Here are the five finalists with the Jury’s words:

© José Hevia

85 Social Housing Units by peris+toral.arquitectes, Cornellà de Llobregat, Spain, 2020

“The bases of this new residential building are a matrix of communicating rooms that eliminates corridors to guarantee optimum use of the floor plan and the use of timber to enable the industrialisation of elements, improved quality of construction and a major reduction of deadlines and C02 emissions.”

 

© Matthew Griffin

Frizz23 by Deadline, Berlin, Germany, 2018

“The architects adapted the Baugruppe model to create workspaces for arts, education and the creative industries and assumed the roles of developers to build the community of users for the project. 32 small companies and nonprofits threatened by Berlin’s rapid gentrification joined to secure their workspaces. The architects first assembled the group around their programmatic goals, and then designed the building in continuous dialogue with the users, the neighborhood, and the city.”

 

© Myr Muratet

The Railway Farm by Grand Huit and Melanie Drevet Paysagiste, Paris, France, 2019

“Born from the desire of residents and local associations to see a place that combines urban agriculture and solidarity grow, the Ferme du Rail aims to integrate vulnerable people. The farm offers emergency social housing and social reintegration of 15 social reintegration housing units, 5 social student housing units, an unheated productive greenhouse, a restaurant open to the public, a mushroom-growing cave and a permaculture garden. Its objective is to minimize the need for energy, food and financial resources by implementing a circular economy.”

 

© Ed Reeve

Town House - Kingston University by Grafton Architects, London, UK, 2020

“Inspired by the progressive educational vision presented in the brief, and the wish to connect with the community, we responded by arranging the programme in a three dimensional matrix, one singular complex space which links the various elements of the brief, giving at the same time to each part its identity, a place where spaces and uses interlock, and connect physically or visually, creating an environment that encourages overlap and exchange.”

 

© Olmo Peeters

Z33 House for Contemporary Art, Design and Architecture by Francesca Torzo, Hasselt, Belgium, 2019

“Z33 settles in continuity with the existing buildings around the béguinage, echoing the dual character of their facades, enclosed towards the street and open with windows’ filigrees towards the garden. The exhibition rooms and the secret gardens compose a spatial labyrinth, amalgaming memories of local passages with ones of foreign villas or Palaces.”

 

For the Emerging Architecture Award the Jury selected these two finalists:

© Simone Bossi

Enrico Fermi School by BDR bureau, Turin, Italy, 2019

“The project transforms a school of the 1960s in a semi-peripheral district of Turin, rethinking the architecture through the engagement of school communities in the definition of pedagogical guidelines, with the ambition to renovate both learning spaces and teaching methods. The existing building had a poor relation with outer spaces and a series of underused interior spaces.

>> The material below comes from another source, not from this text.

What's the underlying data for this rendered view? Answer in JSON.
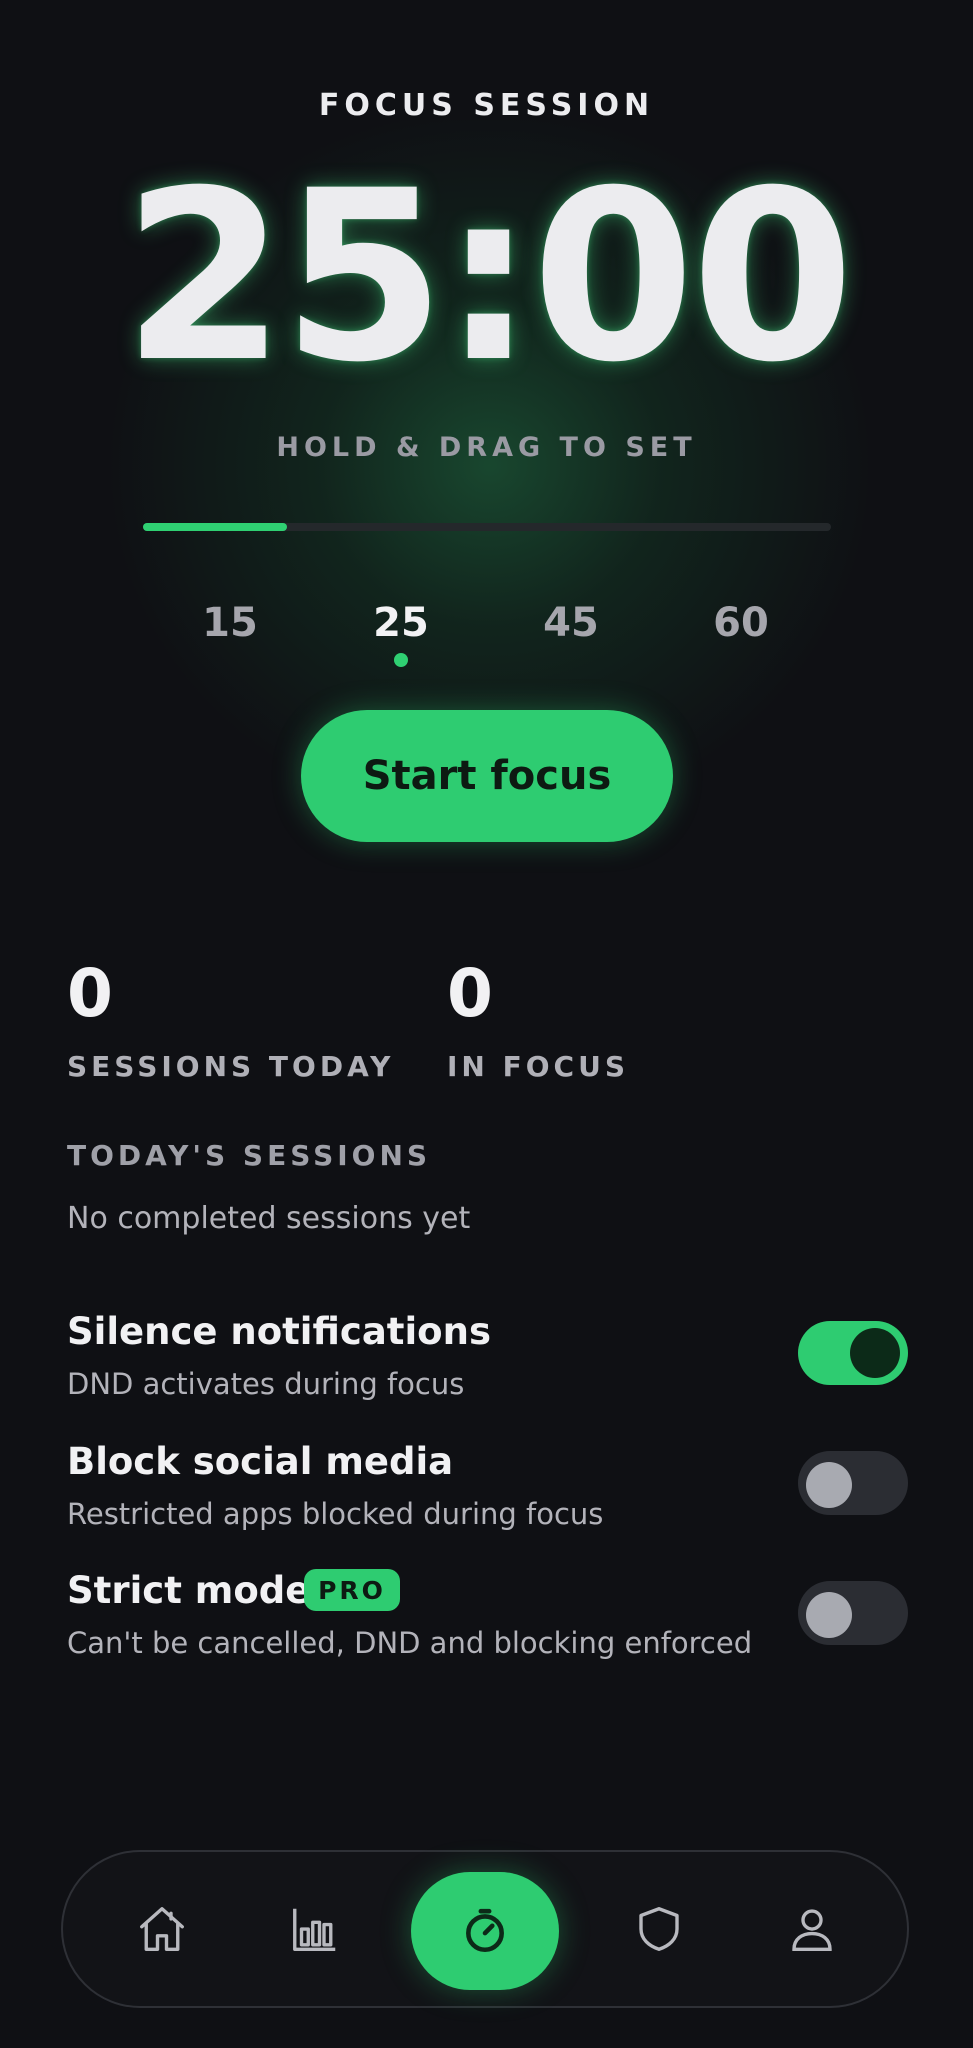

Part of the strategy to reverse this condition lies in the reorganization of accesses and external areas, opening the school to the city.”

 

© Lluc Miralles

La Borda - Cooperative Housing by Lacol, Barcelona, Spain, 2018 

“La Borda cooperative housing is a self-organized development to access decent, non speculative housing. The cooperative prioritized making a building with minimal environmental impact, both in its construction and its lifetime. Another basic objective is to eliminate the possibility of energy poverty among its users, which some of them suffered due to the high cost of energy. The initial strategy of the project to reduce energy demand has been the optimisation of the program, renouncing the underground car parking, grouping services and reducing the surface of the houses.”


In March the Jury will visit the five works to determine the winners that will be announced at the end of April. The Award ceremony will be held on the 12th of May in the Barcelona Pavilion.